Per-student funding in Kentucky is falling behind other states per a
recent report, and the news has the Kentucky Center for Economic Policy
worried about the future for economic growth.
Jason Bailey, director of KCEP, said the report from the Center on Budget and Policy Priorities has some troubling indicators.
“We could drive the gap between those who are better off in Kentucky
and those that aren’t even wider,” Bailey said. “It’s not what
education should be doing. Education should be creating an opportunity
for everyone.
“We’re getting away from publicly funded higher education and we’re becoming more like private universities.”

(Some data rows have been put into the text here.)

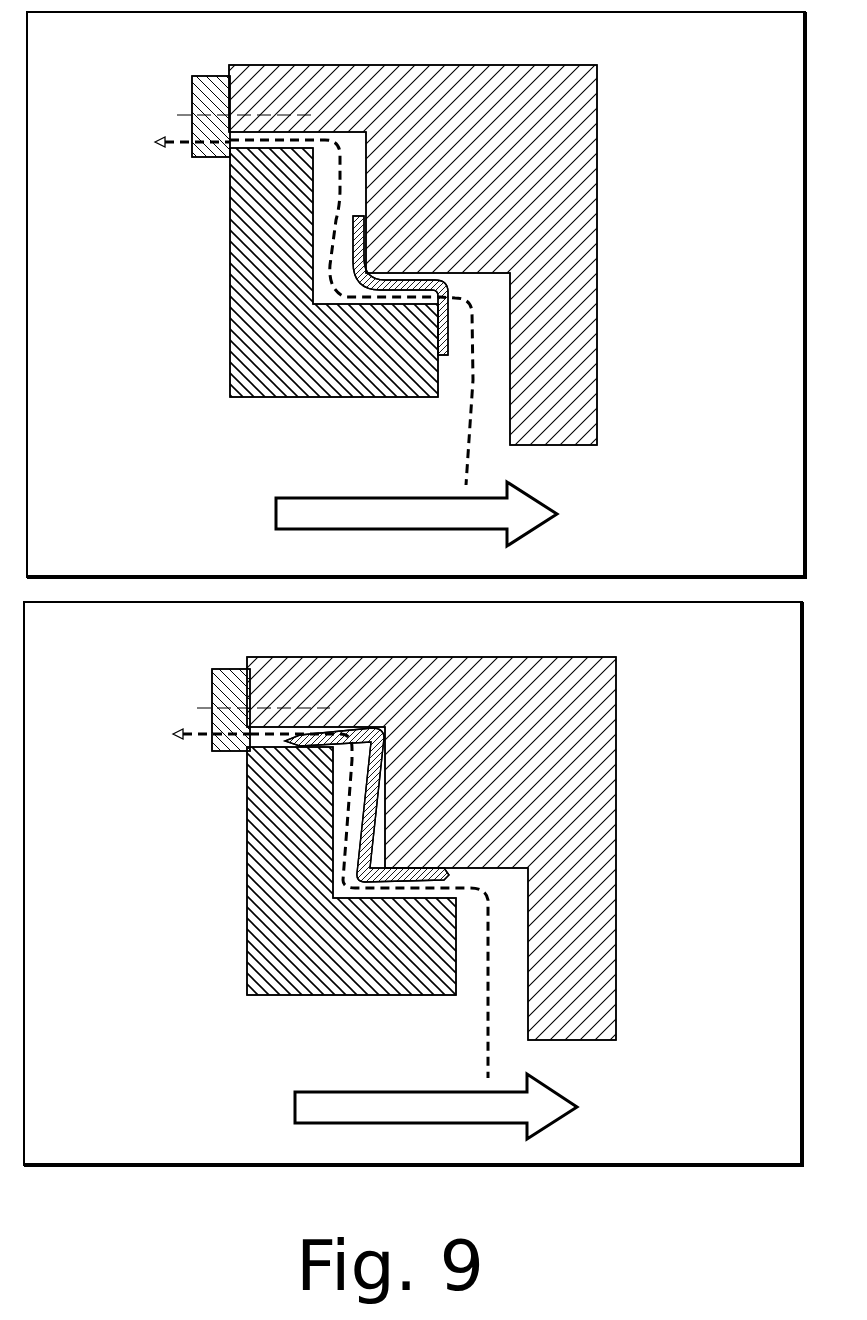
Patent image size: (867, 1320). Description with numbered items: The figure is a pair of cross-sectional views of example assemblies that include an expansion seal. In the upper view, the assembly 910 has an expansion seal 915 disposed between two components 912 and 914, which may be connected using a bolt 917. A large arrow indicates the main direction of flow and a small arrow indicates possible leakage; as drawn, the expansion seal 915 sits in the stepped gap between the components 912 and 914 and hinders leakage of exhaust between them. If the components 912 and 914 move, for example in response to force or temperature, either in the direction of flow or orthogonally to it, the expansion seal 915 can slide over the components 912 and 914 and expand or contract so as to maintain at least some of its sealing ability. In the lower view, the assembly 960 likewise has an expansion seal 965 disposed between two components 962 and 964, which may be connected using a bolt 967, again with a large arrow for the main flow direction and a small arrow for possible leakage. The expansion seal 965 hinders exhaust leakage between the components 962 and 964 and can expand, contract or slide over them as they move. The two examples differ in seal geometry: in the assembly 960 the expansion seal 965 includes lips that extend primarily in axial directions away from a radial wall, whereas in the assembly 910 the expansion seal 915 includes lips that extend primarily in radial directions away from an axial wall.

The assembly 910 is at (692, 69).
The component 912 is at (294, 358).
The component 914 is at (460, 193).
The expansion seal 915 is at (448, 358).
The bolt 917 is at (192, 92).
The assembly 960 is at (708, 656).
The component 962 is at (312, 950).
The component 964 is at (479, 785).
The expansion seal 965 is at (449, 875).
The bolt 967 is at (212, 688).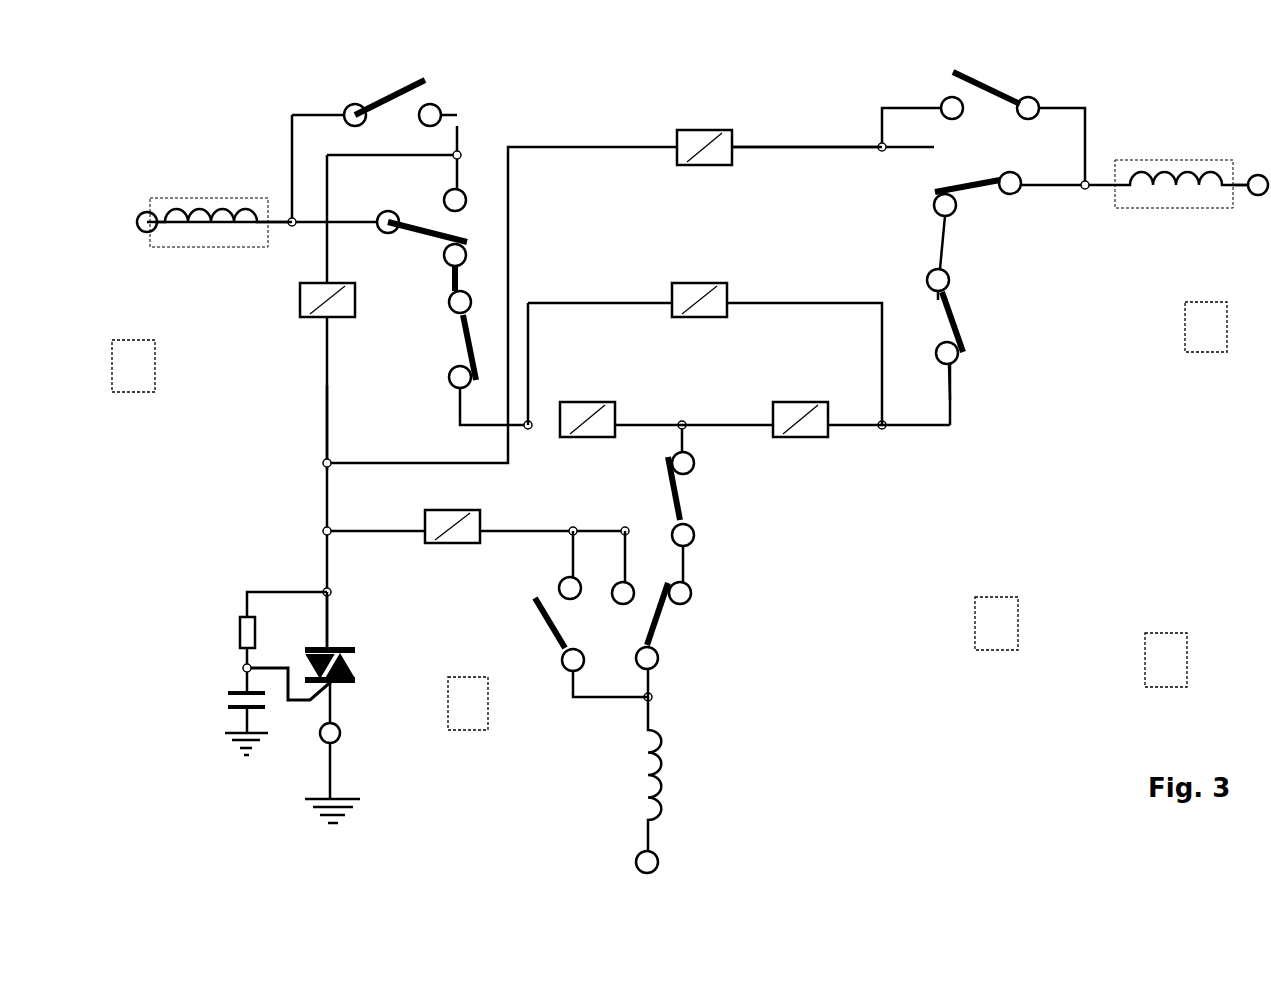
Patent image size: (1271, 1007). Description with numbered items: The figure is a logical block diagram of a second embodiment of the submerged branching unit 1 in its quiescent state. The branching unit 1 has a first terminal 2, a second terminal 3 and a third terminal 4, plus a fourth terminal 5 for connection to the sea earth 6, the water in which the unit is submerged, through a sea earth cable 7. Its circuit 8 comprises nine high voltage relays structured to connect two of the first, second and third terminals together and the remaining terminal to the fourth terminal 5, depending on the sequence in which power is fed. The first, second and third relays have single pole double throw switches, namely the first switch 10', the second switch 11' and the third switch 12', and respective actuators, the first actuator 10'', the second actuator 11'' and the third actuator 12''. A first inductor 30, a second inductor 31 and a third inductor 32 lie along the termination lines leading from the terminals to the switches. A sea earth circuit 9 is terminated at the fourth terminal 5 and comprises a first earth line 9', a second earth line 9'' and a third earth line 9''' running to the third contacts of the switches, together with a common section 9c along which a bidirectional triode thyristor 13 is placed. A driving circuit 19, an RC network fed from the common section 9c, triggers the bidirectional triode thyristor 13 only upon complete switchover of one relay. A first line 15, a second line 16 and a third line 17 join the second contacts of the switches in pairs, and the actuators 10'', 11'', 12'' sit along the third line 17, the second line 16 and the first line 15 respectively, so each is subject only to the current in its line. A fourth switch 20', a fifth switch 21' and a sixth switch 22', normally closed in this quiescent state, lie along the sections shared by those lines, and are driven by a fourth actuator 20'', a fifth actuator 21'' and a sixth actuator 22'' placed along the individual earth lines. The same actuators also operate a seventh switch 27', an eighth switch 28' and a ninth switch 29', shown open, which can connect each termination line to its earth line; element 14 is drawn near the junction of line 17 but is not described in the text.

According to the report, Kentucky is one of three states cutting
higher education over the last two years, and the state also has the
highest funding cut per student in the nation.
With a 3.9 percent increase in tuition in 2015, Kentucky joins five states for the highest increase in costs since last year.
Bailey, who runs the progressive think tank, said the funding woes are part of a long-term trend in the state.
“If you look back from 1998 tuition has tripled in Kentucky,” Bailey said.
With little left to cut in the state budget, Bailey said the state needs to look to the revenue side to find resources.
Bailey was one member of the nearly two-dozen Kentuckians on former
Lt. Gov. Jerry Abramson’s blue ribbon tax reform commission, and he said
the state should go return to the topic as a possible funding solution.
“We have a structural problem with our tax system in Kentucky where
revenues don’t keep up with growth in the economy, and that creates a
growing gap between the resources we have to pay for things like
education and the resources we need to even sustain what we already
have,” he said. “We have to look at our revenue stream.”